6.10 Example 11. \(xy^{\prime }+y=\frac {1}{x^{3}}\)
\begin{equation} xy^{\prime }+y=x^{-3}\tag {1}\end{equation}
This is same as example 1, but with nonzero on RHS. The solution is \(y=y_{h}+y_{p}\).
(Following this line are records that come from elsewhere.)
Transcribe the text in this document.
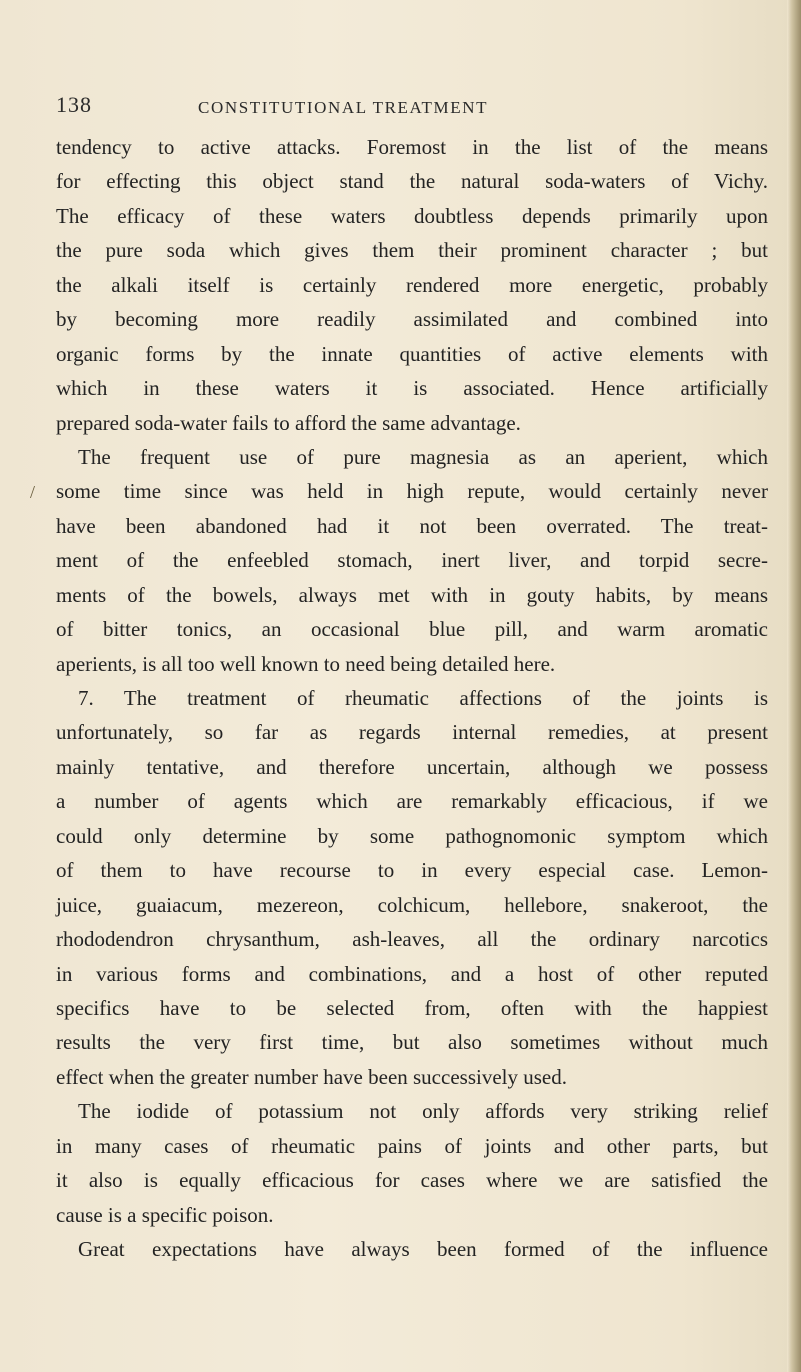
138	CONSTITUTIONAL TREATMENT
tendency to active attacks. Foremost in the list of the means
for effecting this object stand the natural soda-waters of Vichy.
The efficacy of these waters doubtless depends primarily upon
the pure soda which gives them their prominent character ; but
the alkali itself is certainly rendered more energetic, probably
by becoming more readily assimilated and combined into
organic forms by the innate quantities of active elements with
which in these waters it is associated. Hence artificially
prepared soda-water fails to afford the same advantage.
The frequent use of pure magnesia as an aperient, which
some time since was held in high repute, would certainly never
have been abandoned had it not been overrated. The treat-
ment of the enfeebled stomach, inert liver, and torpid secre-
ments of the bowels, always met with in gouty habits, by means
of bitter tonics, an occasional blue pill, and warm aromatic
aperients, is all too well known to need being detailed here.
7. The treatment of rheumatic affections of the joints is
unfortunately, so far as regards internal remedies, at present
mainly tentative, and therefore uncertain, although we possess
a number of agents which are remarkably efficacious, if we
could only determine by some pathognomonic symptom which
of them to have recourse to in every especial case. Lemon-
juice, guaiacum, mezereon, colchicum, hellebore, snakeroot, the
rhododendron chrysanthum, ash-leaves, all the ordinary narcotics
in various forms and combinations, and a host of other reputed
specifics have to be selected from, often with the happiest
results the very first time, but also sometimes without much
effect when the greater number have been successively used.
The iodide of potassium not only affords very striking relief
in many cases of rheumatic pains of joints and other parts, but
it also is equally efficacious for cases where we are satisfied the
cause is a specific poison.
Great expectations have always been formed of the influence
/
Where \(y_{h}\) was found above as
\[ y_{h}=\frac {a_{0}}{x}\]
To find \(y_{p}\) we assume it has power series
\[ y_{p}=\sum _{n=0}^{\infty }c_{n}x^{n+r}\]
Substituting the above into the ode and simplifying as we did in first example gives EQ. 3 in the first example, but now with \(x^{-3}\) on RHS
\begin{equation} \sum _{n=0}^{\infty }\left ( n+r\right ) c_{n}x^{n+r}+\sum _{n=0}^{\infty }c_{n}x^{n+r}=x^{-3}\tag {3A}\end{equation}
For \(n=0\)
\begin{align*} rc_{0}x^{r}+c_{0}x^{r} & =x^{-3}\\ \left ( r+1\right ) c_{0}x^{r} & =x^{-3}\end{align*}
For balance \(r=-3\). And \(\left ( r+1\right ) c_{0}=1\) or \(c_{0}=-\frac {1}{2}\). Hence (3A) becomes
\begin{equation} \sum _{n=0}^{\infty }\left ( n-3\right ) c_{n}x^{n-3}+\sum _{n=0}^{\infty }c_{n}x^{n-3}=x^{-3}\tag {3B}\end{equation}
The recursive relation for \(n>0\) is
\begin{align} \left ( n-3\right ) c_{n}x^{n-3}+c_{n}x^{n-3} & =0\nonumber \\ \left ( n-2\right ) c_{n}x^{n-3} & =0\tag {3C}\end{align}
We see that for all \(n>0\) then \(\left ( n-2\right ) c_{n}=0\) or \(c_{n}=0\) for all \(n>0\). Hence \(y_{p_{3}}\) that corresponds to \(x^{-3}\) is
\begin{align*} y_{p} & =\sum _{n=0}^{\infty }c_{n}x^{n+r}=\sum _{n=0}^{\infty }c_{n}x^{n-3}\\ & =c_{0}x^{-3}\\ & =-\frac {1}{2}x^{-3}\end{align*}
Hence the solution is
\begin{align*} y & =y_{h}+y_{p}\\ & =\frac {a_{0}}{x}-\frac {1}{2x^{3}}\end{align*}